Bucin Mode: Don't Touch (2/2)

1 0 0
                                    

Don't Touch

Oleh: Alicia U.

March, 2016


[VINCENT'S POV]
Mataku terbelalak ketika melihat Michiko-ku duduk di lantai dikelilingi para gadis. Salah satunya aku kenal, yaitu Miranda. Gadis yang terkejut melihatku ini cukup populer, kudengar banyak laki-laki yang mengincarnya, ingin dijadikan pacar. Apa yang mereka lakukan? Kenapa Michiko duduk di lantai? Kalau dugaanku benar, mereka sedang menindas Michiko-ku?

"V-vincent." Suara Michiko bergetar ketika menyebut namaku. Sama seperti gadis lainnya, ia juga terkejut melihatku. Dari ekspresinya aku menyadari jika sesuatu yang buruk tengah benar-benar terjadi padanya. "Kenapa kamu kesini?"

"Kenapa kamu duduk di lantai?" bukannya menjawab, aku malah berbalik bertanya. Secepat mungkin aku berlutut di sampingnya. Di sudut matanya terdapat sebulir cairan bening, dan pipinya merah. Saat itu wajar saja sih jika para gadis langsung menatap kami penuh kecemburuan. Lihat, Michiko. Bukankah kamu gadis yang beruntung? Semua gadis iri padamu.

Hati-hati aku menyentuh wajahnya, menyeka air matanya. "Apa yang terjadi? Bekas apa ini di pipimu?" Wajah Michiko memerah disentuh olehku. Aah.. dia imut sekali. Membuatku tak sabar ingin memakannya. Memang, sih, hubungan kami baru berjalan selama tiga belas hari. Wajar jika ia masih tak terbiasa dengan jarak yang kami bagi.

"Vi-vincent. Ini kecelakaan, kok." Ucap Miranda. Perlahan satu persatu di antara kawan-kawannya membubarkan diri hingga tersisa Miranda seorang. Dia menjadi sangat panik.

"Kecelakaan, eh?" aku bangkit, berdiri menatap gadis yang baru saja menyakiti Michiko-ku penuh amarah. Wajah Miranda menjadi pucat, ia menatapku penuh rasa ketakutan. "Coba jelaskan jika ini memang kecelakaan." Pandanganku pun tak segan-segan mengintimidasinya. Ia harus membalas. Mata dibayar mata, mulut dibayar mulut, dan dia menyentuh wajah berharga Michiko dengan tangan kotornya! Tentu ada harga yang harus dia bayar untuk menebus kesalahannya.

"Vincent, sudah!" Michiko ikut bangkit. Dia berdiri menghalangi jarak antara aku dan Miranda. Pandangannya menusuk hatiku, begitu lembut dan khawatir. Michiko, kamu itu benar-benar gadis baik. Bahkan kamu khawatir pada orang yang menindasmu.

"Ini sungguh tak sengaja- aw!" Michiko sedikit melompat ketika tanganku menyentuh memar di pipinya. Lagi-lagi air matanya menitik di sudut matanya.

"Lihat. Sakit kan?" kembali kuseka wajah malang Michiko. "Ayo pergi ke UKS dan obati memarmu, ya?" ajakku. Tanganku menggenggam miliknya, bersiap menuntunnya sepanjang koridor. Namun baru saja kami hendak melangkah keluar kelas, sebuah suara mengganggu kami.

"Tunggu Vincent! Apa maksudnya semua ini? kenapa kamu pacaran sama gadis dunguk seperti dia? Apa gadis cantik di sekolah ini menghilang entah kemana? Jelaskan semuanya Vincent!" heh, berani sekali kau menyela, Miranda.

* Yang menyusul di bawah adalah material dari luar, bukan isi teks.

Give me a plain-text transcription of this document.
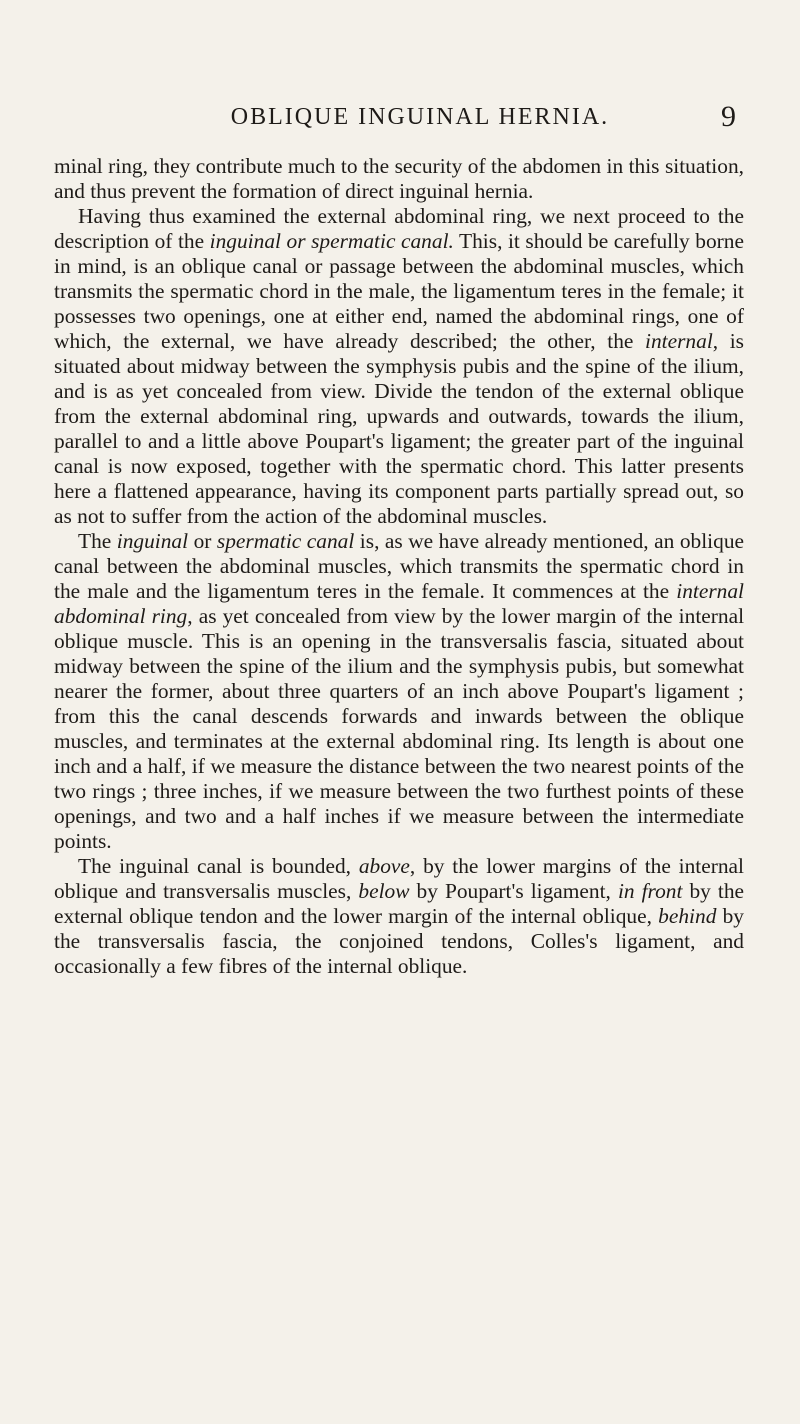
OBLIQUE INGUINAL HERNIA.	9

minal ring, they contribute much to the security of the abdomen in this situation, and thus prevent the formation of direct inguinal hernia.

Having thus examined the external abdominal ring, we next proceed to the description of the inguinal or spermatic canal. This, it should be carefully borne in mind, is an oblique canal or passage between the abdominal muscles, which transmits the spermatic chord in the male, the ligamentum teres in the female; it possesses two openings, one at either end, named the abdominal rings, one of which, the external, we have already described; the other, the internal, is situated about midway between the symphysis pubis and the spine of the ilium, and is as yet concealed from view. Divide the tendon of the external oblique from the external abdominal ring, upwards and outwards, towards the ilium, parallel to and a little above Poupart's ligament; the greater part of the inguinal canal is now exposed, together with the spermatic chord. This latter presents here a flattened appearance, having its component parts partially spread out, so as not to suffer from the action of the abdominal muscles.

The inguinal or spermatic canal is, as we have already mentioned, an oblique canal between the abdominal muscles, which transmits the spermatic chord in the male and the ligamentum teres in the female. It commences at the internal abdominal ring, as yet concealed from view by the lower margin of the internal oblique muscle. This is an opening in the transversalis fascia, situated about midway between the spine of the ilium and the symphysis pubis, but somewhat nearer the former, about three quarters of an inch above Poupart's ligament ; from this the canal descends forwards and inwards between the oblique muscles, and terminates at the external abdominal ring. Its length is about one inch and a half, if we measure the distance between the two nearest points of the two rings ; three inches, if we measure between the two furthest points of these openings, and two and a half inches if we measure between the intermediate points.

The inguinal canal is bounded, above, by the lower margins of the internal oblique and transversalis muscles, below by Poupart's ligament, in front by the external oblique tendon and the lower margin of the internal oblique, behind by the transversalis fascia, the conjoined tendons, Colles's ligament, and occasionally a few fibres of the internal oblique.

"Jahat. Michiko lebih baik dari pada gadis lain yang pernah aku temui." Senyumanku muncul untuk beberapa detik dan pudar diganti tatapan serius. "Dia bahkan lebih baik dari pada kamu." Tanpa mempedulikan Miranda lebih jauh lagi, aku segera menarik Michiko keluar dari kelas gila itu. memar di wajahnya harus segera diobati sebelum menjadi semakin parah.

***

Kami sampai di ruang UKS namun sebab pagi, belum ada siapa pun disana. Jadi aku sendiri yang mengobati Michiko. Aku mengambil beberapa kompresan dan obat untuknya. Bukan berarti aku tidak senang. Akhirnya aku dapat berduaan dengan Michiko.

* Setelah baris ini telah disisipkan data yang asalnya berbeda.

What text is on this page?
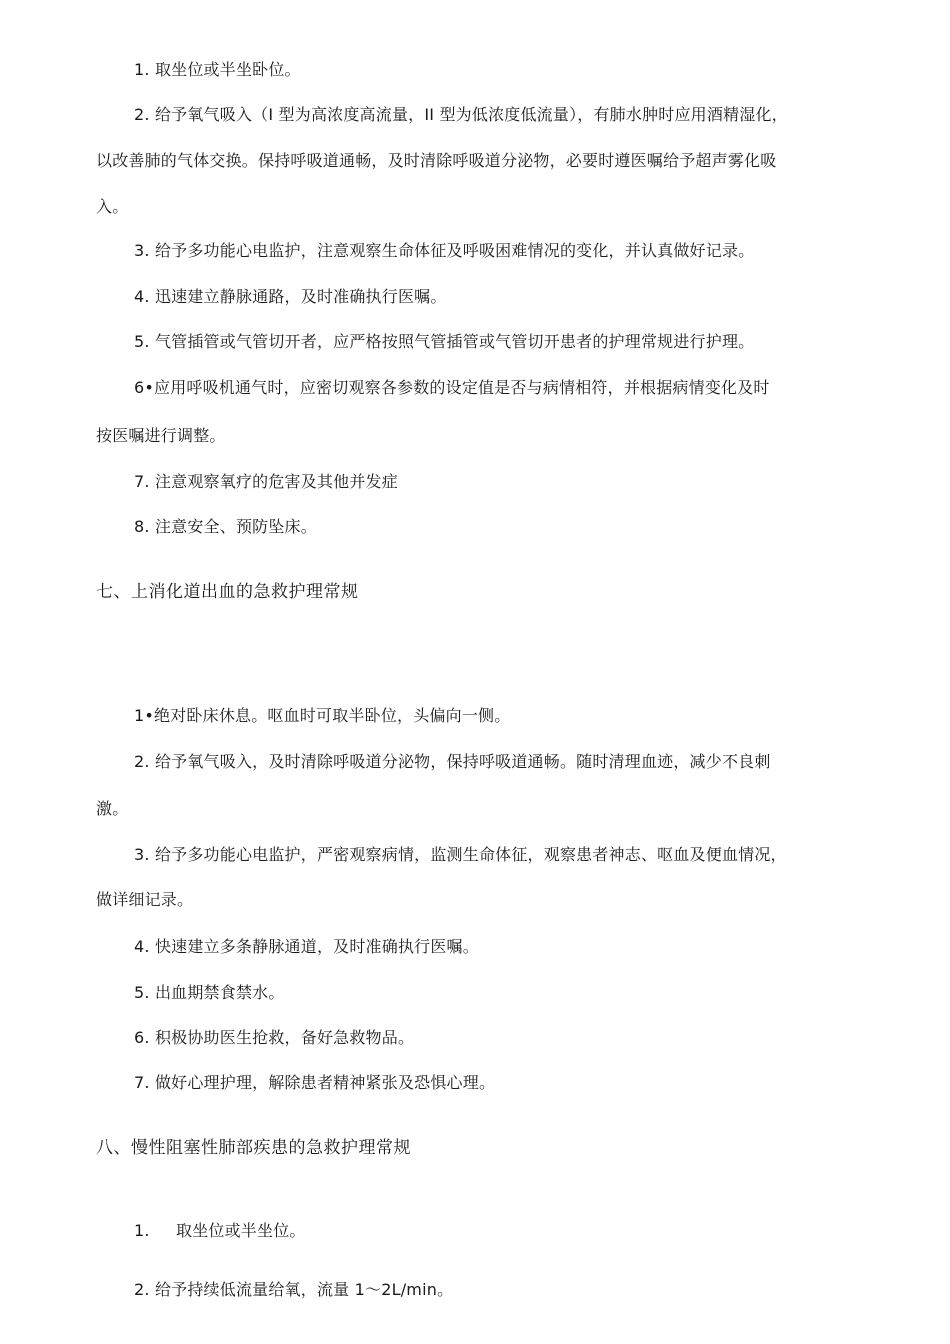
1. 取坐位或半坐卧位。
2. 给予氧气吸入（I 型为高浓度高流量，II 型为低浓度低流量），有肺水肿时应用酒精湿化，
以改善肺的气体交换。保持呼吸道通畅，及时清除呼吸道分泌物，必要时遵医嘱给予超声雾化吸
入。
3. 给予多功能心电监护，注意观察生命体征及呼吸困难情况的变化，并认真做好记录。
4. 迅速建立静脉通路，及时准确执行医嘱。
5. 气管插管或气管切开者，应严格按照气管插管或气管切开患者的护理常规进行护理。
6•应用呼吸机通气时，应密切观察各参数的设定值是否与病情相符，并根据病情变化及时
按医嘱进行调整。
7. 注意观察氧疗的危害及其他并发症
8. 注意安全、预防坠床。
七、上消化道出血的急救护理常规
1•绝对卧床休息。呕血时可取半卧位，头偏向一侧。
2. 给予氧气吸入，及时清除呼吸道分泌物，保持呼吸道通畅。随时清理血迹，减少不良刺
激。
3. 给予多功能心电监护，严密观察病情，监测生命体征，观察患者神志、呕血及便血情况，
做详细记录。
4. 快速建立多条静脉通道，及时准确执行医嘱。
5. 出血期禁食禁水。
6. 积极协助医生抢救，备好急救物品。
7. 做好心理护理，解除患者精神紧张及恐惧心理。
八、慢性阻塞性肺部疾患的急救护理常规
1. 取坐位或半坐位。
2. 给予持续低流量给氧，流量 1〜2L/min。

Dia duduk di tepi kasur UKS sementara aku menyiapkan segala yang dia perlukan. Hati-hati kutempelkan kompresan pada lebam di pipinya. Michiko mengaduh sakit. "Maaf." Aku jadi tak enak kepadanya. Satu hal dari beberapa hal yang paling paling kubenci yaitu melihatnya kesakitan.